While there is a certain poetry to the development team making Agent, a game about spies, getting caught up in a small international crisis, their work on the game never reached players; Rockstar North took over Agent’s development when the team at Rockstar San Diego was moved over to developing the first Red Dead Redemption. However, Rockstar North’s version of the game, which was announced in 2009, also never released. As of 2018, Take-Two, Rockstar’s parent company, had abandoned its trademark for Agent.

Regardless, the trip had an effect on the people who were there. If anything, according to Sanabria, it proved how far they were willing to go for their games. It also proved how far they weren’t willing to go.

“A few of us, we ended up starting a studio called Concrete Games after that,” Sanabria says, referencing the studio Gigliotti and other former Rockstar San Diego developers formed after leaving the company during Agent’s development. “So as a team, like, we had gone through a lot, just with the crazy hours, the demos that we’d put together. And then this trip I guess in a way, we kind of proved to everybody that we were really committed [to] making the best games we could, you know? With that trip behind us, we were like, ‘Okay, we’ve kind of demonstrated that we are serious about what we’re doing.’ But then at the same time, too, we were also a bit realistic in the sense that, ‘Okay, we’re serious but we also have to be balanced.’ Because at the end of the day, like, these are just video games.”

“The things that we did back then, I look back now and think, ‘Ah, God, what were we thinking?'” Gigliotti reflects. “But I’ll tell you, what we were thinking was – you know when you hear about, like, movie directors?
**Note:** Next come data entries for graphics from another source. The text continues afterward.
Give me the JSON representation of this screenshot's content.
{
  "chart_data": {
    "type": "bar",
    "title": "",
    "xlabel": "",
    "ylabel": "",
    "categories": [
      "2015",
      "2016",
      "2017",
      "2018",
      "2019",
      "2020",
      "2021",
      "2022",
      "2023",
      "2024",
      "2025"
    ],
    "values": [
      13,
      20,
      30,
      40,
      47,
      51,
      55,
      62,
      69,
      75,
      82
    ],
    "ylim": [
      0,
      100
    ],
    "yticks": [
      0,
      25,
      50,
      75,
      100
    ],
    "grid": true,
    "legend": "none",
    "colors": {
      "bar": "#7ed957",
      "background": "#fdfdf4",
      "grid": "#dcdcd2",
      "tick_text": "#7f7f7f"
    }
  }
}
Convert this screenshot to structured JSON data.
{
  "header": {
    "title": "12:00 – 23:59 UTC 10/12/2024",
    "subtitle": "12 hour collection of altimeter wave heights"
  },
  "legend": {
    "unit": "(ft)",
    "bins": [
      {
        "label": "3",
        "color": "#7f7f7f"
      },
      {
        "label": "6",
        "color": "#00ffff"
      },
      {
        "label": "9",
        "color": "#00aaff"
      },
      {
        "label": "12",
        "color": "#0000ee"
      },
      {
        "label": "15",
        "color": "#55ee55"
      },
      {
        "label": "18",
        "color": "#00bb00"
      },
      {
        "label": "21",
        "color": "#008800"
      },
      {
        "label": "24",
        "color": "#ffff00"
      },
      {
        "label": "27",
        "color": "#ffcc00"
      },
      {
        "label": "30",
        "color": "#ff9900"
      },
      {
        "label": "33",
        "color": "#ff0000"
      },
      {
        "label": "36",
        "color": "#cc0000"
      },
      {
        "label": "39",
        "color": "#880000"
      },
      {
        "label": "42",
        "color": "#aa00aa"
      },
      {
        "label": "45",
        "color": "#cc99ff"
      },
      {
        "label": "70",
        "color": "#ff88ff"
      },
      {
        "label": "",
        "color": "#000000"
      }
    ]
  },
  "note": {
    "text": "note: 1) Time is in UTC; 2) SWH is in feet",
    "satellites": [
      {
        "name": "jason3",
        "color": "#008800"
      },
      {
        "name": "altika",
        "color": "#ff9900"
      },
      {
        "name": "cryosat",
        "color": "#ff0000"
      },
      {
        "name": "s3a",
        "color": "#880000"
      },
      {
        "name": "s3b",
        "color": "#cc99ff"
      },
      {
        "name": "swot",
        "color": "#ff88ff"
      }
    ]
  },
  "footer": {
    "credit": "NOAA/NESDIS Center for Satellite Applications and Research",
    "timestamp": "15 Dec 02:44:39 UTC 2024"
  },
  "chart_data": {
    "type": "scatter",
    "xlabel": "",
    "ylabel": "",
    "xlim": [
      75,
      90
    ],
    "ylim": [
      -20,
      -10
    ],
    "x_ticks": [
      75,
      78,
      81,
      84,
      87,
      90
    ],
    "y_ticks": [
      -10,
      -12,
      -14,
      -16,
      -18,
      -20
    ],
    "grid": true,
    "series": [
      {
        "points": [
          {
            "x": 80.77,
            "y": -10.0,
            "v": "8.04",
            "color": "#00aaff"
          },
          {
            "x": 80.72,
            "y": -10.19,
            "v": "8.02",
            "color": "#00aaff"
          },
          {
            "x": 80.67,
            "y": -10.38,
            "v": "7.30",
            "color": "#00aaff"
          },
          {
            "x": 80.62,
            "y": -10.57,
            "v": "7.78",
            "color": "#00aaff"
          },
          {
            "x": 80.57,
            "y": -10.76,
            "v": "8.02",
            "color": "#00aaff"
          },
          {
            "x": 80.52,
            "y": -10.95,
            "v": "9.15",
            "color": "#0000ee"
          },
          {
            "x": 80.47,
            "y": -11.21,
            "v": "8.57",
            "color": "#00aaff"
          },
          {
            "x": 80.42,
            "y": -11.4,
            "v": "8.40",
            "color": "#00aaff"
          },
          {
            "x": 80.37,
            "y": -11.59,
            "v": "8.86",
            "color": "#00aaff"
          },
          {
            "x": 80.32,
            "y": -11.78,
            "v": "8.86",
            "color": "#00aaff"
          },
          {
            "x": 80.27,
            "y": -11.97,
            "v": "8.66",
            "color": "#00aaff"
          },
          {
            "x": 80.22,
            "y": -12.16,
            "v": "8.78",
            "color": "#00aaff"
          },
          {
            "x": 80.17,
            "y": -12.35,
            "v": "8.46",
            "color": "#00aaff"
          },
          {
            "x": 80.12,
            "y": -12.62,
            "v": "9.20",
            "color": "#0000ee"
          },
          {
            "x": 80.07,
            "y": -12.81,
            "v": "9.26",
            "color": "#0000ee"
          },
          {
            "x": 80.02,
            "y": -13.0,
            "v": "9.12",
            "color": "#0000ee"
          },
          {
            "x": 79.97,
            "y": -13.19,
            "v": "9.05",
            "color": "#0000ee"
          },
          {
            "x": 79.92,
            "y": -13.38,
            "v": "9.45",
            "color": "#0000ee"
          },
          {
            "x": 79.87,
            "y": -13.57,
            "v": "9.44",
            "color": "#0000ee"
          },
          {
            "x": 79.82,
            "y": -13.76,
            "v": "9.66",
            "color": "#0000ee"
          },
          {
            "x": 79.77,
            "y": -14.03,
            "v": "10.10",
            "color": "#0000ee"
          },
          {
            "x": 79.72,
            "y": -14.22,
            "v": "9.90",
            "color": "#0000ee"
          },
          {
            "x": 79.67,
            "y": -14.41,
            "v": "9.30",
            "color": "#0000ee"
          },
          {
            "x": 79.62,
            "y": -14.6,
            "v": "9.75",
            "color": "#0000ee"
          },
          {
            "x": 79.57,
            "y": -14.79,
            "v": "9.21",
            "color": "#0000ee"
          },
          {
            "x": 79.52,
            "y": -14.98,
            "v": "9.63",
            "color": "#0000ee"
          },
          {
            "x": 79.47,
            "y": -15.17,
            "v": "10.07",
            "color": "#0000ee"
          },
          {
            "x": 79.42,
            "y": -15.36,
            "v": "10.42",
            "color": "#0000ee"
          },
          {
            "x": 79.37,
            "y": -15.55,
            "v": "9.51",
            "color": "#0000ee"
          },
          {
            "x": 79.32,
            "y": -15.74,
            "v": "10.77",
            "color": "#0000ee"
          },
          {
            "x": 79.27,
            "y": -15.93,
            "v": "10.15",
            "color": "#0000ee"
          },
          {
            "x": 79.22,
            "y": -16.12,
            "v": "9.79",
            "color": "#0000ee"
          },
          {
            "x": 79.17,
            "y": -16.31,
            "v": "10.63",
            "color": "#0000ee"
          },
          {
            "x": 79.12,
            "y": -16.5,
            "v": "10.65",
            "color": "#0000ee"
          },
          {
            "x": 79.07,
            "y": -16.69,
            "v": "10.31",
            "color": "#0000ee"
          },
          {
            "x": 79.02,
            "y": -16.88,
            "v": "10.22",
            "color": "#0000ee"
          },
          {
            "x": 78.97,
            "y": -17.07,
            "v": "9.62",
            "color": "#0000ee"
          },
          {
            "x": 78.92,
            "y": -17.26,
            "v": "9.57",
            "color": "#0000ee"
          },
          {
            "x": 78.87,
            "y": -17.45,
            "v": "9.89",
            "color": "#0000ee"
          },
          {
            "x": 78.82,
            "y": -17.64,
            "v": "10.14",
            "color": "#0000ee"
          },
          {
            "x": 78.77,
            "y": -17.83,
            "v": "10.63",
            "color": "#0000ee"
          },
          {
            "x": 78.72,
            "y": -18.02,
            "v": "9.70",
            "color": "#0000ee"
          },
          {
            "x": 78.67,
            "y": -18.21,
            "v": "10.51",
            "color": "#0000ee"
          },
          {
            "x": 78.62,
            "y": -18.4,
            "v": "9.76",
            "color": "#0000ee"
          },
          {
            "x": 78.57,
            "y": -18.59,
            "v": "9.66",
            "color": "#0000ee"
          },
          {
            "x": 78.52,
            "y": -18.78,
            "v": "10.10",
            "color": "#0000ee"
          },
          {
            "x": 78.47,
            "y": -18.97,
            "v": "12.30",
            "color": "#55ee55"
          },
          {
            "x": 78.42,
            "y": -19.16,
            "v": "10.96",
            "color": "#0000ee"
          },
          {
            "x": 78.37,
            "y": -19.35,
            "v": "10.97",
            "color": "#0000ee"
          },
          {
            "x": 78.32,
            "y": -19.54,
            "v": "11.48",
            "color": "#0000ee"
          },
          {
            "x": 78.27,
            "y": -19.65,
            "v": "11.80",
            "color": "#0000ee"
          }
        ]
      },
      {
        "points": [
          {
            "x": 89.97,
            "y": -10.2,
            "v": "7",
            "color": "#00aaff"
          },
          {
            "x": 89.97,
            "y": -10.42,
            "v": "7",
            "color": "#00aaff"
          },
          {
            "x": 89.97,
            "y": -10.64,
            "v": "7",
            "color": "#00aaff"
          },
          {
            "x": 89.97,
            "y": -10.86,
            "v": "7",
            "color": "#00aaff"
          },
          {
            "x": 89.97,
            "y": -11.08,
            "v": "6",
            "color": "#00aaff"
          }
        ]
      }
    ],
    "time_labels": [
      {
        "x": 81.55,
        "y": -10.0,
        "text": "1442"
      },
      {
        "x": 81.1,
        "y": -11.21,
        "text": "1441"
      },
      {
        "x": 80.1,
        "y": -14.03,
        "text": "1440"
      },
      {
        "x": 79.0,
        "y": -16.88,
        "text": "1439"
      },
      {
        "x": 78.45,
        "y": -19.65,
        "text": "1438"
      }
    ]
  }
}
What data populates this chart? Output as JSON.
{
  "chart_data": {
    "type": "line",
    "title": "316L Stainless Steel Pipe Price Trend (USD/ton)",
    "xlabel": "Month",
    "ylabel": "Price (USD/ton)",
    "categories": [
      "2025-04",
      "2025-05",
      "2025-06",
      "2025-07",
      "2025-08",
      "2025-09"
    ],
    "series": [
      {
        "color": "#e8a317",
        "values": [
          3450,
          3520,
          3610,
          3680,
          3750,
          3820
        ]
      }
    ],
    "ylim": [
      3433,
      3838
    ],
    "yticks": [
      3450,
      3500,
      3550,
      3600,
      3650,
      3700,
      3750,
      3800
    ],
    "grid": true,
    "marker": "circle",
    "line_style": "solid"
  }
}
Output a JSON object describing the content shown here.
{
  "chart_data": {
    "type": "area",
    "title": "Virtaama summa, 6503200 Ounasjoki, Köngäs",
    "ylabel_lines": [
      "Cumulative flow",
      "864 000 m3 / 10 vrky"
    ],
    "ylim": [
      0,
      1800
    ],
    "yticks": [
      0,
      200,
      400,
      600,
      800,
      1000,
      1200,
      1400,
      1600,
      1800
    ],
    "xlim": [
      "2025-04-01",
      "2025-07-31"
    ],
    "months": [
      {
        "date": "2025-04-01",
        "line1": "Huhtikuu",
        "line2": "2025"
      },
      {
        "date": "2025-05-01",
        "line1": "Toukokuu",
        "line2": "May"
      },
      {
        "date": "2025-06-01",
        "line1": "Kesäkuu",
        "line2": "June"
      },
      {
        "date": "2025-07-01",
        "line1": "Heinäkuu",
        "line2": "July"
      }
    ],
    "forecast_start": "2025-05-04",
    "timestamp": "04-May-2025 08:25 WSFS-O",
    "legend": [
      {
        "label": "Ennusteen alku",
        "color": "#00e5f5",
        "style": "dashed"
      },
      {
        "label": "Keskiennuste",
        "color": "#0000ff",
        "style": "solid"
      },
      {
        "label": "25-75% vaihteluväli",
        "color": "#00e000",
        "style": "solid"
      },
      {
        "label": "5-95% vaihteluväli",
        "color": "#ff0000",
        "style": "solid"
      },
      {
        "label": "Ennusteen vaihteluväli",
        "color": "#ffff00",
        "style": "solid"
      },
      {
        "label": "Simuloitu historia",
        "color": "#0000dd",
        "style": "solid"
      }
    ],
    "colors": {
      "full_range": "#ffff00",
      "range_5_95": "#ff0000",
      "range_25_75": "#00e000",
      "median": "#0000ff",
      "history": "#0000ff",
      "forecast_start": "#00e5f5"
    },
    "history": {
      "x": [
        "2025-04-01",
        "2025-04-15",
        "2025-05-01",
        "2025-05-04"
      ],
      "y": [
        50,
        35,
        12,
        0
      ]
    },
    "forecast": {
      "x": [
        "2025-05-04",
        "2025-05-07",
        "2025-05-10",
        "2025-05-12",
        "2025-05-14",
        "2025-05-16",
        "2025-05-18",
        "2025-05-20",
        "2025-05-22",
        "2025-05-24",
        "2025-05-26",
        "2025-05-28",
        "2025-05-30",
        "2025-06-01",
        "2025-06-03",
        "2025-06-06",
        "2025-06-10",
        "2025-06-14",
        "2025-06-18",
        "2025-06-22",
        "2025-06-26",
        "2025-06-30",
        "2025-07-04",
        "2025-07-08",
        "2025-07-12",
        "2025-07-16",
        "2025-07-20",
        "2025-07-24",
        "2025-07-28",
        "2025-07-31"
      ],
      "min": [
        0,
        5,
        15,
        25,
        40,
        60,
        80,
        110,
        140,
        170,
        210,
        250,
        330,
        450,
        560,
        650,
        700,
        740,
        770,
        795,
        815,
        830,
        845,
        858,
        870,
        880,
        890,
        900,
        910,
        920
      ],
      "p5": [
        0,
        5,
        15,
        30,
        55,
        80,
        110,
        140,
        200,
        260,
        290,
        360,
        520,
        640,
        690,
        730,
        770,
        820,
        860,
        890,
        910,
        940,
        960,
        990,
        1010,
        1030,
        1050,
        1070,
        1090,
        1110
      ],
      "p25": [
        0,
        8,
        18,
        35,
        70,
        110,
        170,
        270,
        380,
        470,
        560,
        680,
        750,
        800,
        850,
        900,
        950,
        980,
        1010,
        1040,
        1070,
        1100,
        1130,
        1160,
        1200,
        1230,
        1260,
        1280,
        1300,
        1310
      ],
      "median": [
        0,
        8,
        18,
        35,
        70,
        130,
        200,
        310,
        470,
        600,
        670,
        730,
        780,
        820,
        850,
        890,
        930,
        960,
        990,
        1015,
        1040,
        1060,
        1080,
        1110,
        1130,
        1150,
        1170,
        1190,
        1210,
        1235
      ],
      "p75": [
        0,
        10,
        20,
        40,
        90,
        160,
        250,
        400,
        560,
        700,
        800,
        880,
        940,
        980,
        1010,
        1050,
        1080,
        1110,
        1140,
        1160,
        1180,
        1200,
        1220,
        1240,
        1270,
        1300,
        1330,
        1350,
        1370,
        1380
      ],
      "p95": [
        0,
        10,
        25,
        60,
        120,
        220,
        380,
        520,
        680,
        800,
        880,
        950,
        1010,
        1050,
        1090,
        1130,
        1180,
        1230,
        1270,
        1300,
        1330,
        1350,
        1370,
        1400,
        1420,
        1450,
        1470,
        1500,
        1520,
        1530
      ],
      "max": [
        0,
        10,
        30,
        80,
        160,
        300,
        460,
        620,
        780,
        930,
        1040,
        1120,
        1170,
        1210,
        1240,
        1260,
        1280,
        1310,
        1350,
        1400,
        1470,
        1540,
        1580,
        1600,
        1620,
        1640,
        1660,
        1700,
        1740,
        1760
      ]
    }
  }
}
You’ve heard the story about Apocalypse Now, right? The filming of it and how everybody was on location and Francis Ford Coppola was like, ‘No, we’re going to live in the jungle.’ That’s what it felt like for us. We took what we did so deadly serious at the time. Even though maybe from an outside perspective it looks stupid and silly, we felt like we were like that. We were that serious about the authenticity we wanted to bring.”